County robotics team ‘wrecks’ competition

County robotics team ‘wrecks’ competition

(April 11, 2014) Worcester County’s fledgling robotics team “wrecked” the competition again at the Chesapeake Regional FIRST (For Inspiration and Recognition of Science and Technology) Robotics competition in College Park last weekend.

Team Titanium-Wrecks members, from left, Ben Jolley, Daryl Deeds and Tyler Jenkins work on their robot “Buttercup” during the Chesapeake Regional FIRST Robotics competition at College Park last weekend. (Photo courtesy of Team Titanium-Wrecks)

With 16 members and less than a year of experience, Team Titanium-Wrecks took home the “Rookie Inspiration Award” for promoting respect and appreciation for of engineering at the contest. It also advanced to the final round of competition —“unheard of” for a novice team, mentor Paul Suplee said.

“The kids were just unbelievable,” he said. “That we made it into the finals was a little bit of a Cinderella story.”

Each year, FIRST Robotics reveals a new challenge for international teams, which have six weeks of intensive build-time to raise a robot worthy of competition.

This year’s “aerial assist” contest pitted two teams of robots against each other in a high-flying challenge where each side tries to throw a two-foot yoga ball into five-foot-high goals as many times as possible during a short match.

Each team has three robots, which can pass the ball, block the other team’s shots and score goals to earn points.

Members of Team T-Wrecks decided to build a defensive robot, meaning its primary goal is to block other teams’ shots rather than make them itself. “Buttercup,” as the machine is known thanks to some creative use of butter trays in the design, made it onto the third-place team’s alliance, advancing through the quarter- and semi-finals before losing in the second round of the finals.

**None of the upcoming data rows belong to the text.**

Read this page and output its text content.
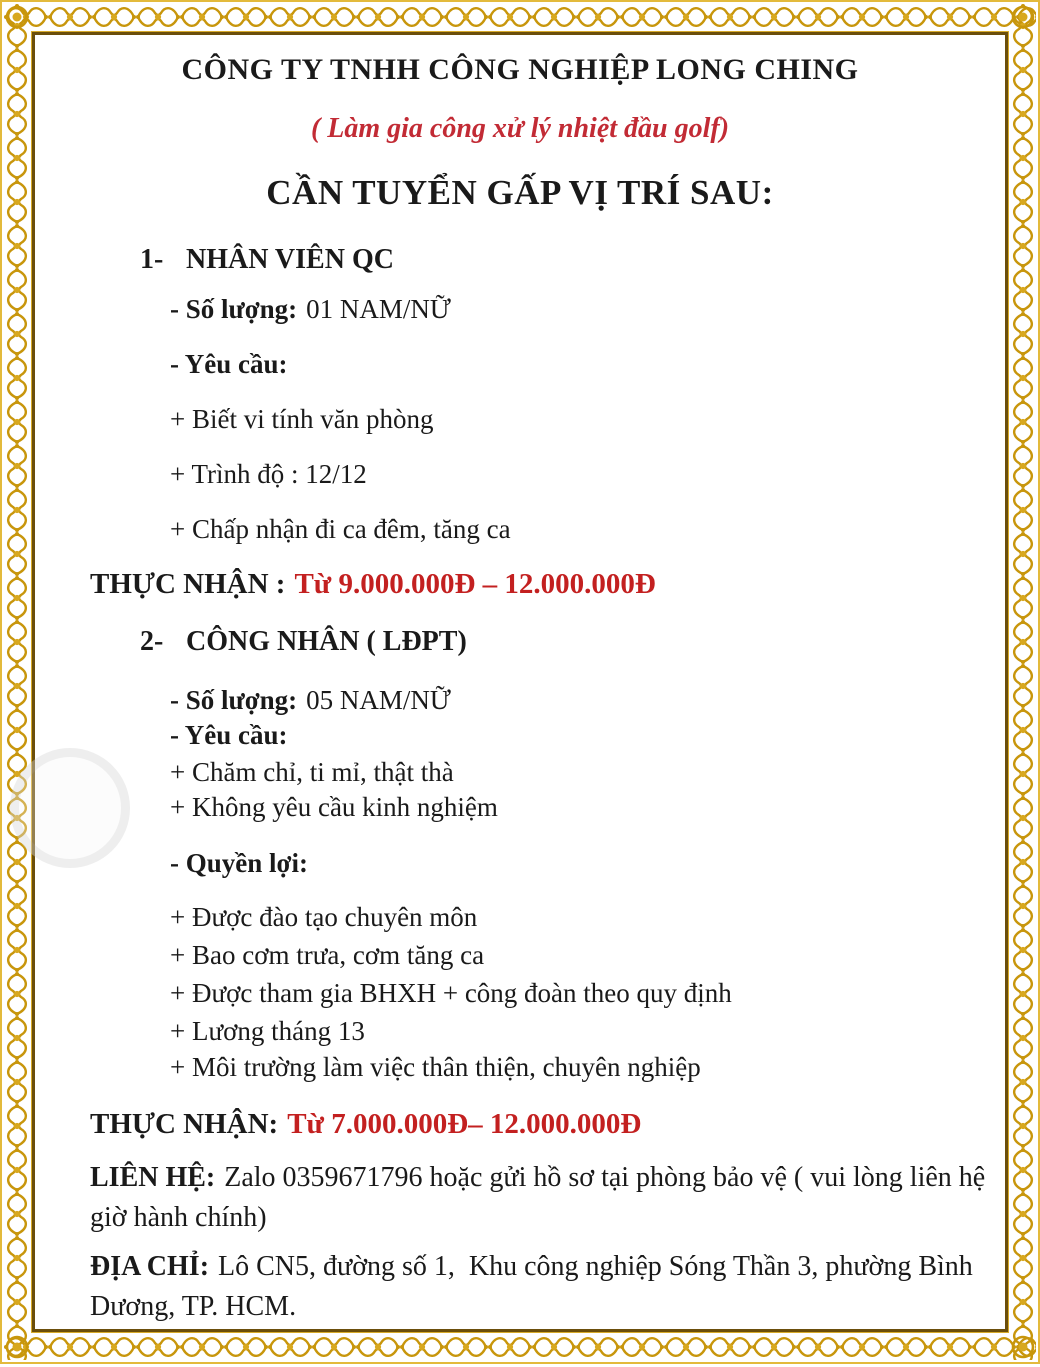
CÔNG TY TNHH CÔNG NGHIỆP LONG CHING

( Làm gia công xử lý nhiệt đầu golf)

CẦN TUYỂN GẤP VỊ TRÍ SAU:

1- NHÂN VIÊN QC

- Số lượng: 01 NAM/NỮ

- Yêu cầu:

+ Biết vi tính văn phòng

+ Trình độ : 12/12

+ Chấp nhận đi ca đêm, tăng ca

THỰC NHẬN : Từ 9.000.000Đ – 12.000.000Đ

2- CÔNG NHÂN ( LĐPT)

- Số lượng: 05 NAM/NỮ

- Yêu cầu:

+ Chăm chỉ, ti mỉ, thật thà

+ Không yêu cầu kinh nghiệm

- Quyền lợi:

+ Được đào tạo chuyên môn

+ Bao cơm trưa, cơm tăng ca

+ Được tham gia BHXH + công đoàn theo quy định

+ Lương tháng 13

+ Môi trường làm việc thân thiện, chuyên nghiệp

THỰC NHẬN: Từ 7.000.000Đ– 12.000.000Đ

LIÊN HỆ: Zalo 0359671796 hoặc gửi hồ sơ tại phòng bảo vệ ( vui lòng liên hệ giờ hành chính)

ĐỊA CHỈ: Lô CN5, đường số 1,  Khu công nghiệp Sóng Thần 3, phường Bình Dương, TP. HCM.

At one point, a technological glitch almost cost them a “hot shot” — robotics slang for a 10-point goal — and the round, Suplee said.

“That was the tie breaker,” bumping the T-Wrecks’ alliance to a 122-112 win, Suplee said, and the crowd of around 3,000 “went nuts.”

Members of Team T-Wrecks already earned the title “Rookie All Star” two weeks ago at another regional FIRST competition, securing their spot at the FIRST global championships in St. Louis April 23-26.

“The kids voted on it and decided they didn’t want to win it twice in a row. They just wanted someone else to have a chance to make it to St. Louis,” so they did not compete for the same award last weekend, Suplee said.

With just two weeks to raise the money needed to send 14 students and eight adults to St. Louis, the team is in a full-on fundraising frenzy, he said. Of the $15,000 total needed for travel and registration, the team still needs $8,000.

T-Wrecks members will host a fundraiser at a local hardware store soon and are accepting donations through PayPal online. The Town of Berlin, Worcester County Economic Development and other civic organizations are pitching in, Suplee said.

“We’re going to make it happen. These kids have been working really hard,” he said.

To learn more about Team Titanium-Wrecks or make a donation online, visit www.team-t-wrecks.org.

Worcester County’s other stellar high school robotics team, the Beach Bots, also qualified for the FIRST championships in St. Louis during a regional match last month.